Jantungnya mendadak berpacu cepat, keringat bercucuran membasahi dahinya, dan napasnya terdengar tidak beraturan. Matanya langsung melihat sekeliling. Kamar tidurnya terlihat gelap, hanya ada cahaya dari lampu tidur yang terletak di atas meja sebelah kasur.
“Cuma mimpi.” Karina menyeka dahinya yang basah, ia menghela napas lega.
Karina bangkit dari kasur, berjalan keluar kamar menuju ke dapur. Ia ingin mengambil air minum. Tenggorokannya terasa sangat kering. Setelah meneguk habis air minumnya, Karina duduk sebentar di kursi. Ia sedang mencoba mencerna kembali mimpinya, ah, itu bukan mimpi. Melainkan sisa trauma dari memorinya di masa lalu.

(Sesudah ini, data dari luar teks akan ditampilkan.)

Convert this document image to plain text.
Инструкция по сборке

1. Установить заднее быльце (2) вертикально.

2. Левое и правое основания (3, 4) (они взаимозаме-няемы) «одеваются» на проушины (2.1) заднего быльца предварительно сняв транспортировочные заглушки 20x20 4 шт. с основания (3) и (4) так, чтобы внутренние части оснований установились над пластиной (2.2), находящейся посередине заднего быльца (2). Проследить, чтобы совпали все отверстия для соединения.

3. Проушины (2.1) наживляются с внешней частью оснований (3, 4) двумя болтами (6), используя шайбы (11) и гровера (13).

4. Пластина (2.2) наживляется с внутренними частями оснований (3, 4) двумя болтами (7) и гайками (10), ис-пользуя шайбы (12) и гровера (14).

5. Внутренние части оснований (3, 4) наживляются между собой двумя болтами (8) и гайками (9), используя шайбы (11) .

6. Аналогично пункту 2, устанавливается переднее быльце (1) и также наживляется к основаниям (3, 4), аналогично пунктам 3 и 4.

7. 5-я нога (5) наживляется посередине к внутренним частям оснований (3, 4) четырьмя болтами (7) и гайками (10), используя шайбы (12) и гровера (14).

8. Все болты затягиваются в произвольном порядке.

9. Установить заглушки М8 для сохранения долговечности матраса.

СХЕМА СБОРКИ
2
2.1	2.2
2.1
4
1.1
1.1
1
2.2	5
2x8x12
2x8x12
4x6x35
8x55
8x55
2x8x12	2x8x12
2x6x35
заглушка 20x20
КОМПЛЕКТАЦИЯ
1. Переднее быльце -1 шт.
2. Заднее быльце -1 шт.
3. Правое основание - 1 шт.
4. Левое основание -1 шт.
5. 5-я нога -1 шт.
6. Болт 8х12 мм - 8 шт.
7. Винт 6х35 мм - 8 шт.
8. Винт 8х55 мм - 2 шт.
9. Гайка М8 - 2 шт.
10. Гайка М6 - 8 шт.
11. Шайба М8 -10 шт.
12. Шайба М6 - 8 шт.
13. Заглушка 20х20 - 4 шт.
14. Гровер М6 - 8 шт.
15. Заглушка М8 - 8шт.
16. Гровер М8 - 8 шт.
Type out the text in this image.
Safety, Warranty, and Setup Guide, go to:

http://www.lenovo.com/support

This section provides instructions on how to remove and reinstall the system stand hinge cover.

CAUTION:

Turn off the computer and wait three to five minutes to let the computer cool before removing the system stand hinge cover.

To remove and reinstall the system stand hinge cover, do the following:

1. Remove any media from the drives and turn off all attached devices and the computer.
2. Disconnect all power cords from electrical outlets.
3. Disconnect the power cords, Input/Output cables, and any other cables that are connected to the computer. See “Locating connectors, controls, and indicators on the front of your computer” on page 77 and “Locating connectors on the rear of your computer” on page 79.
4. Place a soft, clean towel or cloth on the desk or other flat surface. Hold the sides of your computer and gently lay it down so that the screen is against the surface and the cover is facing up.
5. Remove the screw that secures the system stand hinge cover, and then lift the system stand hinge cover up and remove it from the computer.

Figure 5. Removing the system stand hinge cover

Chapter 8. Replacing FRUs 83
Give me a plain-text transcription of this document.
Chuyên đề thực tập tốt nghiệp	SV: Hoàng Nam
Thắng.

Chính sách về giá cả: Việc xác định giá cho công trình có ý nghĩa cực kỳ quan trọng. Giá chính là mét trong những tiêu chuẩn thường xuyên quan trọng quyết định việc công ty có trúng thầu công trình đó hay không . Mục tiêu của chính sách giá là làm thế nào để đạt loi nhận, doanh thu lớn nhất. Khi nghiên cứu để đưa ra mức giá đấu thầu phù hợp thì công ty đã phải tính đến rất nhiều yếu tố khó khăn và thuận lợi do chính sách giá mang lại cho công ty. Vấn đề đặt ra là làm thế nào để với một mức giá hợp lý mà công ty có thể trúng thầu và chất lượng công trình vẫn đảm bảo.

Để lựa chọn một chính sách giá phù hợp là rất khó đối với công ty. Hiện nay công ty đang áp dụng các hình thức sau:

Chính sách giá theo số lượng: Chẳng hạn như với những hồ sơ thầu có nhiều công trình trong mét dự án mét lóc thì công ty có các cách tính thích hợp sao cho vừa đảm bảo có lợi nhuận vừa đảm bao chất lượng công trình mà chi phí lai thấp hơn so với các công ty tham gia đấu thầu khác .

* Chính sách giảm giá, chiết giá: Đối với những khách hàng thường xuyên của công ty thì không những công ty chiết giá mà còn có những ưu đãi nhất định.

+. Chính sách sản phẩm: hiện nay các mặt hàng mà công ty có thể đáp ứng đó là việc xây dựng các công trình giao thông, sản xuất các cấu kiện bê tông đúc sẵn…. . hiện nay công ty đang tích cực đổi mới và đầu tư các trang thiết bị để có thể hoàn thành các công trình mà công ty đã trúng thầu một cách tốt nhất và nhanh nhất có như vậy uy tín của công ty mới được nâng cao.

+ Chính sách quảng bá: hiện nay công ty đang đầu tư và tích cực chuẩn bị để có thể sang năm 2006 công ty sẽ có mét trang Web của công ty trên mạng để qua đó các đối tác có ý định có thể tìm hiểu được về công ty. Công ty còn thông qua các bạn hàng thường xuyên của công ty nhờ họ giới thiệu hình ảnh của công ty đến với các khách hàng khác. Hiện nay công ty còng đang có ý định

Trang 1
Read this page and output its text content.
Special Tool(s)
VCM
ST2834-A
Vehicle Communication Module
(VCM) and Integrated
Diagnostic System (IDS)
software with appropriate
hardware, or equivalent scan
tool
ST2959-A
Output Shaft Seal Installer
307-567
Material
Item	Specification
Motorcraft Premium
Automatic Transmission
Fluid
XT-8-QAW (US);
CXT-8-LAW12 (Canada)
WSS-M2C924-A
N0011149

“Argh, mimpi aneh itu datang lagi.” Karina memijat kepalanya.
Insiden kecelakaan itu kembali terlintas jelas di kepalanya. Bagaimana ia menyaksikan kedua orangtuanya merenggang nyawa setelah menerima banyak luka di sekujur tubuhnya.
Saat Karina berusia 15 tahun, ia mengalami kecelakaan beruntun dan menewaskan kedua orangtuanya. Saat itu hanya Karina yang selamat, ia merasa tidak adil, kenapa hanya dirinya yang selamat.
“Ahh, pusing sekali.” Karina memijat keningnya, ia terus memikirkan mimpi buruk itu.
Karina terus berpikir, sampai-sampai ia tertidur di dapur. Kepalanya ia tumpukan pada tangan kanan yang menekan permukaan meja. Ia tertidur di sana sampai matahari pagi muncul.
“Nona itu kenapa tidur di situ?” Gerutu salah satu maid. Ia berlari menghampiri Karina yang masih tertidur di meja makan.
Beberapa maid menghampiri Karina yang masih terlelap dalam tidurnya.
“Kenapa bisa tidur di sini?” maid itu bertanya-tanya.
Para maid yang lain juga bingung kenapa Karina bisa tidur di dapur seperti itu. Padahal tempat ini bukan tempat yang layak untuk tidur. Karina tersentak kaget ketika sebuah tangan menyentuh bahunya, ia langsung tersadar dan melihat sekeliling.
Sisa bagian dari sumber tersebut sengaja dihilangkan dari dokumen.